Reordenação dos Pares

A Reordenação dos Pares foi o processo de confisco, confirmação e redistribuição de títulos conduzido por Henrique I de Valtorre entre 763 e 779 E.A., depois da Guerra da Coroa Partida.

Ela definiu a composição moderna da aristocracia do Grão-Ducado de Aramonte e transformou o Conselho dos Pares de Aramonte numa instituição ligada à vitória Valtorre.

Informações gerais

Período763–779 E.A.
ResponsávelHenrique I de Valtorre
TerritórioGrão-Ducado de Aramonte
Naturezareforma aristocrática, judicial e patrimonial
Resultadoformação das Casas da Vitória e reorganização do Conselho

Objetivos

Henrique I precisava recompensar a coalizão que o levara ao poder, retirar recursos de seus adversários e impedir que a aristocracia repetisse contra os Valtorre o que acabara de fazer contra a Casa de Aramonte.

A Reordenação foi apresentada como julgamento de responsabilidades da guerra. Na prática, também foi uma fundação política do novo regime.

Procedimento

Comissões itinerantes examinaram juramentos, registros militares, propriedades e contribuições durante o conflito. As famílias podiam ser:

  • confirmadas em seus títulos;
  • obrigadas a pagar reparações;
  • privadas de cargos específicos;
  • ter parte das terras confiscada;
  • perder o assento entre os pares;
  • ser inteiramente destituídas.

A aplicação variou conforme a região. Colaboração com saques, destruição de pontes ou ocultação de reservas pesava mais que simples apoio político a Constança.
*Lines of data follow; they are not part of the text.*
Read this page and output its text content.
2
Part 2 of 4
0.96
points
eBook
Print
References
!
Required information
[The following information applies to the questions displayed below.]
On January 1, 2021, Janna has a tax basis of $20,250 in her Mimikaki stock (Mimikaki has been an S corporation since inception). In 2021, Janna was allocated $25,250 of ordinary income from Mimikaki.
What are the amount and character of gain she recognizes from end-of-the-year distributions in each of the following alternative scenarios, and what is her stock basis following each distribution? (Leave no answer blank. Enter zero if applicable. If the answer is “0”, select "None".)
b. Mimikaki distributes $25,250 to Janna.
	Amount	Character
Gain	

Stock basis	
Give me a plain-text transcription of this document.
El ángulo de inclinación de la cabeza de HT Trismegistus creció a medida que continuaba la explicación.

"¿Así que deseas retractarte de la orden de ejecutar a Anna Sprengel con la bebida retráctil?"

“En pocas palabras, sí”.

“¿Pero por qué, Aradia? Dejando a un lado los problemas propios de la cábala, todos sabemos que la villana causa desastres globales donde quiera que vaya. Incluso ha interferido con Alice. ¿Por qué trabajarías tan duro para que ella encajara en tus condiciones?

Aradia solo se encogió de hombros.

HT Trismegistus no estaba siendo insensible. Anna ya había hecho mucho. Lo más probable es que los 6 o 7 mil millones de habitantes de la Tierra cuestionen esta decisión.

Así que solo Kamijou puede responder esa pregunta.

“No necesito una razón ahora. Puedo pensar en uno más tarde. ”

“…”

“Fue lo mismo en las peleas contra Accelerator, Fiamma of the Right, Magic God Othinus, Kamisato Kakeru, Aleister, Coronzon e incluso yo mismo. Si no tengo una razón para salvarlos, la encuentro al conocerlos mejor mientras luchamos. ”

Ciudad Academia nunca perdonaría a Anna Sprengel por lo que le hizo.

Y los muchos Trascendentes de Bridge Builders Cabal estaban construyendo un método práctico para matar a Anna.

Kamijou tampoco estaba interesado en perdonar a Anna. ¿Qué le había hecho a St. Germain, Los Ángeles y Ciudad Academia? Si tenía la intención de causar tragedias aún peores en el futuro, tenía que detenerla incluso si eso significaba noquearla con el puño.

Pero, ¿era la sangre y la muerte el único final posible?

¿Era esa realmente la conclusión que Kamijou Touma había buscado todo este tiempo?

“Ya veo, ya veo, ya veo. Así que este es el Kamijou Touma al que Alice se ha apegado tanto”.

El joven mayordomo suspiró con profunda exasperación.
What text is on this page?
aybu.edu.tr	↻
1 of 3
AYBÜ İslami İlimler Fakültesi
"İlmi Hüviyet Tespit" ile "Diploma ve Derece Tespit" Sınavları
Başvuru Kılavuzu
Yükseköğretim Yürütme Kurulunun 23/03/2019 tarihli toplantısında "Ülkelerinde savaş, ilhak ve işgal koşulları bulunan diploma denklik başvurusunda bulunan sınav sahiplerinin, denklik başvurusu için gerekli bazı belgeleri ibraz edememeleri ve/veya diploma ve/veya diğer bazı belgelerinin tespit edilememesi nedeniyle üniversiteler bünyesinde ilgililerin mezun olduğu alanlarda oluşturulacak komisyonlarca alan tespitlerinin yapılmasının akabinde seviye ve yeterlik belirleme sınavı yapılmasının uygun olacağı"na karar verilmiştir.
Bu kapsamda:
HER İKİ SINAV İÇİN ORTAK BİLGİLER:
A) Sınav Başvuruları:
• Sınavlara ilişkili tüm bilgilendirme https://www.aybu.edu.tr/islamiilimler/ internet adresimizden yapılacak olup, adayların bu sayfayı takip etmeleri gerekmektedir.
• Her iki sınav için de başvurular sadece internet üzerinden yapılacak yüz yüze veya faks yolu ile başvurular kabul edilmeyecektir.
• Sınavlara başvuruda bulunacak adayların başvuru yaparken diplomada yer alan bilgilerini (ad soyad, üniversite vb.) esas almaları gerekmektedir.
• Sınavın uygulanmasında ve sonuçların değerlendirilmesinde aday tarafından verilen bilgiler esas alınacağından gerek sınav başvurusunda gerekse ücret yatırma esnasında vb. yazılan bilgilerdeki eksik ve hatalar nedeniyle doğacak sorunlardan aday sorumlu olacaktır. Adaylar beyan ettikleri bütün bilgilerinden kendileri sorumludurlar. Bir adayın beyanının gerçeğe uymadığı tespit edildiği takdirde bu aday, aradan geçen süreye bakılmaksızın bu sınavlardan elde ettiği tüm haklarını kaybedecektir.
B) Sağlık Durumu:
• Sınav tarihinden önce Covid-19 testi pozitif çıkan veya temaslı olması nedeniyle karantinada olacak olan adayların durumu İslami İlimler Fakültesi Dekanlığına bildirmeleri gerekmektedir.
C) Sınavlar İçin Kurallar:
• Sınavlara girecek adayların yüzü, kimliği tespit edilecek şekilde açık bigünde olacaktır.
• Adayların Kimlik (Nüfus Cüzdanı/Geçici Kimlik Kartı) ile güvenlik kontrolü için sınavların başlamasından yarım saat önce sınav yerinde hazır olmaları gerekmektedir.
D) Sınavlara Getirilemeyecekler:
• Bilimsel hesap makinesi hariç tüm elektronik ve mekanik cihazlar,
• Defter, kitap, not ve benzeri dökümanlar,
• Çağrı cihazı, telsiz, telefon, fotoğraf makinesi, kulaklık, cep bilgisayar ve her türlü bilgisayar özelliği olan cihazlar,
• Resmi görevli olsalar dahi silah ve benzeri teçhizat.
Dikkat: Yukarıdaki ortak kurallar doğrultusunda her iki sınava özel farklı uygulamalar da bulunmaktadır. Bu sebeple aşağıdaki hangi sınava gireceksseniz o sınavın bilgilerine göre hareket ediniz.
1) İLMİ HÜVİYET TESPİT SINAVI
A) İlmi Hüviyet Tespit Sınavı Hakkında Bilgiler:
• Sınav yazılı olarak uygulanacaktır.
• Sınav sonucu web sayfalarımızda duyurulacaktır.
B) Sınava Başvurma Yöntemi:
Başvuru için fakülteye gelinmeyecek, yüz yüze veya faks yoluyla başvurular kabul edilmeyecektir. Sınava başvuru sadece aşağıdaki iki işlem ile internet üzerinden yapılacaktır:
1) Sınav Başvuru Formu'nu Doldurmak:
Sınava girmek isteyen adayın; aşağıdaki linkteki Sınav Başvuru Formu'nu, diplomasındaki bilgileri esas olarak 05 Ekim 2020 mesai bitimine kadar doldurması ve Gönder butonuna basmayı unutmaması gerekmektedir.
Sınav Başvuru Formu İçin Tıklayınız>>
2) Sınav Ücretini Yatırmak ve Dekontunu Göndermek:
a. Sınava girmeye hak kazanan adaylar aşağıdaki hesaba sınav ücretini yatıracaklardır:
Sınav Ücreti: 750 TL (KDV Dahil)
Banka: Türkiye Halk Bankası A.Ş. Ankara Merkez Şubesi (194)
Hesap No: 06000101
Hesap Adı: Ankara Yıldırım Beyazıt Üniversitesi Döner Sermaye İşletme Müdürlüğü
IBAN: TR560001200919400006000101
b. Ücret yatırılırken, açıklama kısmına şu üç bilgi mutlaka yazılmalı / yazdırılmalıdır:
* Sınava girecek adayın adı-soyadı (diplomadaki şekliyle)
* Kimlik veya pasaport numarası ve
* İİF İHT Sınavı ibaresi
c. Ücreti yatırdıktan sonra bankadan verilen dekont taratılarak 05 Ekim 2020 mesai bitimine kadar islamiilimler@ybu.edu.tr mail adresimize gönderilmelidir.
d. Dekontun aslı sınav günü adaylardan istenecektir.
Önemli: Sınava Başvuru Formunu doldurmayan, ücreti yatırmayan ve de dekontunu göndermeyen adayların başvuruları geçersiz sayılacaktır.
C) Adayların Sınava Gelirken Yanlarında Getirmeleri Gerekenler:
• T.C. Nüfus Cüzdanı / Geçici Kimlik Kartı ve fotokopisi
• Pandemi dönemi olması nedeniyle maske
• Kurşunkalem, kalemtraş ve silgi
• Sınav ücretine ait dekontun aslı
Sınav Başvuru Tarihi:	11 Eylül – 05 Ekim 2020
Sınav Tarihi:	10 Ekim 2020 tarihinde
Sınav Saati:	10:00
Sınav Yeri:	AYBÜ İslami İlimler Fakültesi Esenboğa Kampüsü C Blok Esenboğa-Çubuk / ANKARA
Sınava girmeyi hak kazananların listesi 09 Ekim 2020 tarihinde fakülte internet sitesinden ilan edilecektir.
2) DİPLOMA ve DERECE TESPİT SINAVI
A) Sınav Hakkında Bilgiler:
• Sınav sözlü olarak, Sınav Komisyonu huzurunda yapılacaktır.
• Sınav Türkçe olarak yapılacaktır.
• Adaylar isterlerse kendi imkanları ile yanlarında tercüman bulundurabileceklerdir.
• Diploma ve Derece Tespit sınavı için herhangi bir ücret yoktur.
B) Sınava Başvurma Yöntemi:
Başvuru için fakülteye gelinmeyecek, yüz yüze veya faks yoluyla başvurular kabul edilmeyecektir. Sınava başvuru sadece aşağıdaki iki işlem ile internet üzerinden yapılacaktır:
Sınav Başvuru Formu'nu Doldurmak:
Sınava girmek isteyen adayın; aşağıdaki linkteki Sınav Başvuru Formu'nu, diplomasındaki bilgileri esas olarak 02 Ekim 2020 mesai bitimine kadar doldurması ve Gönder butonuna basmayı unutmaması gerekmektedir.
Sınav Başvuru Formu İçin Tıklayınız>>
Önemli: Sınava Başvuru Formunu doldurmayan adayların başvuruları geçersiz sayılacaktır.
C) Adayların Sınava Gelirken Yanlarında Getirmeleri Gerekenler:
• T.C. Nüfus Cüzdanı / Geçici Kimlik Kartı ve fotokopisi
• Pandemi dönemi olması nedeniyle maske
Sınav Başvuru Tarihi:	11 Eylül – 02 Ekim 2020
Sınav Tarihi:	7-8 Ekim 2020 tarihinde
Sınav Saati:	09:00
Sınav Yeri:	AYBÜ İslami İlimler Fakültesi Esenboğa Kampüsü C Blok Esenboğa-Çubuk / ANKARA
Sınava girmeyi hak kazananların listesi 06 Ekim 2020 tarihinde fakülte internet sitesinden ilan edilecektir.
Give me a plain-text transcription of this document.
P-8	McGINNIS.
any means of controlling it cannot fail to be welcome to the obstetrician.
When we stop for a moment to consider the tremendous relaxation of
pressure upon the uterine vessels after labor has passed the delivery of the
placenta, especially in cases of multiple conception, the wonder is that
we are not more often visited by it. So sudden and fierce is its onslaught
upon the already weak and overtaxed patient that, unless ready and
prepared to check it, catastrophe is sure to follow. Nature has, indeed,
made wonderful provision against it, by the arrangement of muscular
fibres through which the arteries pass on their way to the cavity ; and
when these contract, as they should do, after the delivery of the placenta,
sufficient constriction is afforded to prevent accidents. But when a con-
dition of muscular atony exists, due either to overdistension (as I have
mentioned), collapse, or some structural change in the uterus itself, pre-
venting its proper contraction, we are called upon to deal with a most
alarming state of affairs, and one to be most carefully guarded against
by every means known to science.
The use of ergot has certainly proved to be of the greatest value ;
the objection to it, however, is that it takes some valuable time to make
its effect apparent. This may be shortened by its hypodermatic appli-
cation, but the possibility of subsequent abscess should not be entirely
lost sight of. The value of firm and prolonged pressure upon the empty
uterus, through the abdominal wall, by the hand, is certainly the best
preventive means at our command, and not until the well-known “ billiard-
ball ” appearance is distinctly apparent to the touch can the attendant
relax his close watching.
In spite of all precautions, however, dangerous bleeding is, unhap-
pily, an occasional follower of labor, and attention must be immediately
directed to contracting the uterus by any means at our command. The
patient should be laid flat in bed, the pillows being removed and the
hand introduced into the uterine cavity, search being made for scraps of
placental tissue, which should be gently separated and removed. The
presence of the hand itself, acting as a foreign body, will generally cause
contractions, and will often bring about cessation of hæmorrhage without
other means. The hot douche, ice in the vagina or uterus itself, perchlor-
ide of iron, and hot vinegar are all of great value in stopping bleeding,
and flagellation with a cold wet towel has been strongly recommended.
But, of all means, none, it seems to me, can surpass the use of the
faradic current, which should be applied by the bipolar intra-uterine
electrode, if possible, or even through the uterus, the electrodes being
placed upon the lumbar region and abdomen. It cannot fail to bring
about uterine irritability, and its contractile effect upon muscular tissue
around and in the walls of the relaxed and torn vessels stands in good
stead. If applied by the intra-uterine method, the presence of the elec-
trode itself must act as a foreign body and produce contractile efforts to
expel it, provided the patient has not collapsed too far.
Ainda assim, decisões foram influenciadas por rivalidades e alianças locais.

Redistribuição

Terras e títulos confiscados foram concedidos a:

  • oficiais e comandantes;
  • administradores;
  • financiadores da guerra;
  • engenheiros e construtores;
  • responsáveis pelo abastecimento;
  • líderes comunitários;
  • famílias capazes de restaurar propriedades destruídas.

As novas casas incluíam anões, humanos, halflings e gnomos. A Reordenação ampliou a diversidade da aristocracia, mas tornou muitos de seus integrantes diretamente dependentes do reconhecimento Valtorre.

Casas Antigas e Casas da Vitória

As famílias anteriores ao conflito ficaram conhecidas coletivamente como Casas Antigas. As elevadas ou restauradas durante a reforma passaram a ser chamadas de Casas da Vitória.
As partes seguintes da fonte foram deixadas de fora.